La última película (2021)

Fascinación por el cine

Preciosa y explícita declaración de amor al cine venida de tierras indias. El prestigioso guionista y director Pan Nalin (Samsara) firma su mejor película hasta la fecha, un derroche de admiración por séptimo arte y por su maravillosa capacidad de contar historias. Con clarísimas reminiscencias de Cinema Paradiso, el cineasta indio entrega una película menos melancólica que la de Tornatore y quizá también con menos aristas, pero con una visión tan clásica del arte del cine que entronca igualmente con la tradición del pasado, con la magia de la sala oscura y la artesanía asociada a las películas de celuloide, a los grandes proyectores, al misterio adherido a las ocultas cabinas donde el operador llevaba a cabo su trabajo.

La última película invita a ser niño una vez más. Es un toque de atención para los adultos, para que vuelvan a la época del asombro y se maravillen de nuevo ante la belleza que les rodea. La rutina nos vuelve cegatos y por eso nos refresca ver al jovencito protagonista descubriendo los paisajes con tonos diversos, con los colores vivos –verde, azul y rojo– que capta a través de vidrios de desecho. Es tal el ansia por descubrir el misterio de esa luz que se imprime en la pantalla, que el pequeño Samay arrastra a su pandilla a disfrutar con él de su pasión. Encomiable resulta así su inventiva para fabricar un proyector, su audacia para conseguir trozos de películas, por disfrutar con una sonrisa ante la filmación más rudimentaria. Apoyándose en el cambio de los tiempos y el progreso de la tecnología, Nalin ofrece además materia de reflexión a la hora de enfrentar dos modos de ver la vida, el de la imaginación y del arte que enriquece el alma, pleno de romanticismo (¡ese beso a la máquina es de una potencia arrolladora!) y el de la pura utilidad, que transforma la belleza inmortal de los grandes creadores en algo perecedero, en mero producto de consumo.

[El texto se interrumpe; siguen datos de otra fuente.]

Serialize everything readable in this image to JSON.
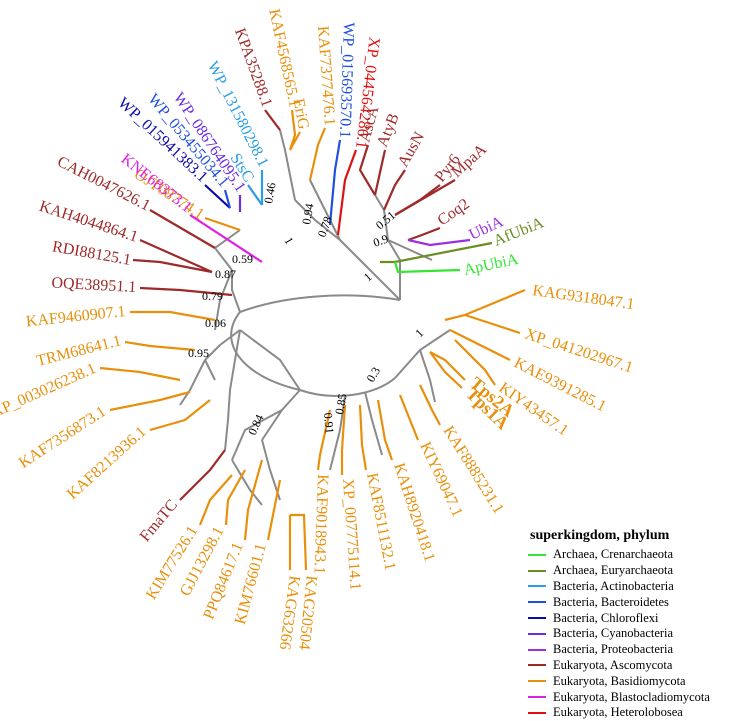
{
  "legend": {
    "title": "superkingdom, phylum",
    "items": [
      {
        "label": "Archaea, Crenarchaeota",
        "color": "#32e632"
      },
      {
        "label": "Archaea, Euryarchaeota",
        "color": "#6b8e23"
      },
      {
        "label": "Bacteria, Actinobacteria",
        "color": "#2a9de4"
      },
      {
        "label": "Bacteria, Bacteroidetes",
        "color": "#1f4fe0"
      },
      {
        "label": "Bacteria, Chloroflexi",
        "color": "#0a0aa8"
      },
      {
        "label": "Bacteria, Cyanobacteria",
        "color": "#6a2de0"
      },
      {
        "label": "Bacteria, Proteobacteria",
        "color": "#9b30e0"
      },
      {
        "label": "Eukaryota, Ascomycota",
        "color": "#9e2a2a"
      },
      {
        "label": "Eukaryota, Basidiomycota",
        "color": "#e8900c"
      },
      {
        "label": "Eukaryota, Blastocladiomycota",
        "color": "#e020e0"
      },
      {
        "label": "Eukaryota, Heterolobosea",
        "color": "#e01010"
      }
    ]
  },
  "leaves": [
    {
      "label": "AfUbiA",
      "color": "#6b8e23"
    },
    {
      "label": "ApUbiA",
      "color": "#32e632"
    },
    {
      "label": "KAG9318047.1",
      "color": "#e8900c"
    },
    {
      "label": "XP_041202967.1",
      "color": "#e8900c"
    },
    {
      "label": "KAE9391285.1",
      "color": "#e8900c"
    },
    {
      "label": "KIY43457.1",
      "color": "#e8900c"
    },
    {
      "label": "Tps2A",
      "color": "#e8900c",
      "bold": true
    },
    {
      "label": "Tps1A",
      "color": "#e8900c",
      "bold": true
    },
    {
      "label": "KAF8885231.1",
      "color": "#e8900c"
    },
    {
      "label": "KIY69047.1",
      "color": "#e8900c"
    },
    {
      "label": "KAH8920418.1",
      "color": "#e8900c"
    },
    {
      "label": "KAF8511132.1",
      "color": "#e8900c"
    },
    {
      "label": "XP_007775114.1",
      "color": "#e8900c"
    },
    {
      "label": "KAF9018943.1",
      "color": "#e8900c"
    },
    {
      "label": "KAG2050447.1",
      "color": "#e8900c"
    },
    {
      "label": "KAG6326674.1",
      "color": "#e8900c"
    },
    {
      "label": "KIM76601.1",
      "color": "#e8900c"
    },
    {
      "label": "PPQ84617.1",
      "color": "#e8900c"
    },
    {
      "label": "GJJ13298.1",
      "color": "#e8900c"
    },
    {
      "label": "KIM77526.1",
      "color": "#e8900c"
    },
    {
      "label": "FmaTC",
      "color": "#9e2a2a"
    },
    {
      "label": "KAF8213936.1",
      "color": "#e8900c"
    },
    {
      "label": "KAF7356873.1",
      "color": "#e8900c"
    },
    {
      "label": "XP_003026238.1",
      "color": "#e8900c"
    },
    {
      "label": "TRM68641.1",
      "color": "#e8900c"
    },
    {
      "label": "KAF9460907.1",
      "color": "#e8900c"
    },
    {
      "label": "OQE38951.1",
      "color": "#9e2a2a"
    },
    {
      "label": "RDI88125.1",
      "color": "#9e2a2a"
    },
    {
      "label": "KAH4044864.1",
      "color": "#9e2a2a"
    },
    {
      "label": "CAH0047626.1",
      "color": "#9e2a2a"
    },
    {
      "label": "OJT08774.1",
      "color": "#e8900c"
    },
    {
      "label": "KNE68373.1",
      "color": "#e020e0"
    },
    {
      "label": "WP_015941383.1",
      "color": "#0a0aa8"
    },
    {
      "label": "WP_053455034.1",
      "color": "#1f4fe0"
    },
    {
      "label": "WP_086764095.1",
      "color": "#6a2de0"
    },
    {
      "label": "StsC",
      "color": "#2a9de4"
    },
    {
      "label": "WP_131580298.1",
      "color": "#2a9de4"
    },
    {
      "label": "KPA35288.1",
      "color": "#9e2a2a"
    },
    {
      "label": "KAF4568565.1",
      "color": "#e8900c"
    },
    {
      "label": "EriG",
      "color": "#e8900c"
    },
    {
      "label": "KAF7377476.1",
      "color": "#e8900c"
    },
    {
      "label": "WP_015693570.1",
      "color": "#1f4fe0"
    },
    {
      "label": "XP_044564286.1",
      "color": "#e01010"
    },
    {
      "label": "AscA",
      "color": "#9e2a2a"
    },
    {
      "label": "AtyB",
      "color": "#9e2a2a"
    },
    {
      "label": "AusN",
      "color": "#9e2a2a"
    },
    {
      "label": "Pyr6",
      "color": "#9e2a2a"
    },
    {
      "label": "MpaA",
      "color": "#9e2a2a"
    },
    {
      "label": "Coq2",
      "color": "#9e2a2a"
    },
    {
      "label": "UbiA",
      "color": "#9b30e0"
    }
  ],
  "support_values": [
    "0.94",
    "0.46",
    "0.78",
    "0.51",
    "0.9",
    "1",
    "1",
    "0.59",
    "0.87",
    "0.79",
    "0.06",
    "0.95",
    "1",
    "0.3",
    "0.85",
    "0.91",
    "0.84"
  ]
}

Por lo demás, hay en la película una mirada llena de sensibilidad al hablar de la familia, del sacrificio, del valor de la amistad, de la generosidad de los que no tienen nada. Ciertamente, en su primera mitad hay alguna fase más morosa y reiterativa, pero la impresión general de La última película es en verdad magnífica, a veces conmovedora. Por supuesto, el delicado uso de la música (procedente casi siempre de la vieja sala de cine) y del color se nota muy especialmente, como no podía ser menos en una producción india, un tratamiento sensorial que también se traslada al mundo de la cocina, de las especias, de las hortalizas que amorosamente prepara la madre cada día, con una inmensa ternura que desconoce –ay– el destino final de sus desvelos. Todo el reparto hace un trabajo excelente, pero hay que extasiarse ante la composición de Bhavin Rabari como el pequeño Samay. Qué caras, qué miradas, qué apoteósico carácter desprende con esa figurilla tan menuda pero tan llenísima de vida y de esperanza.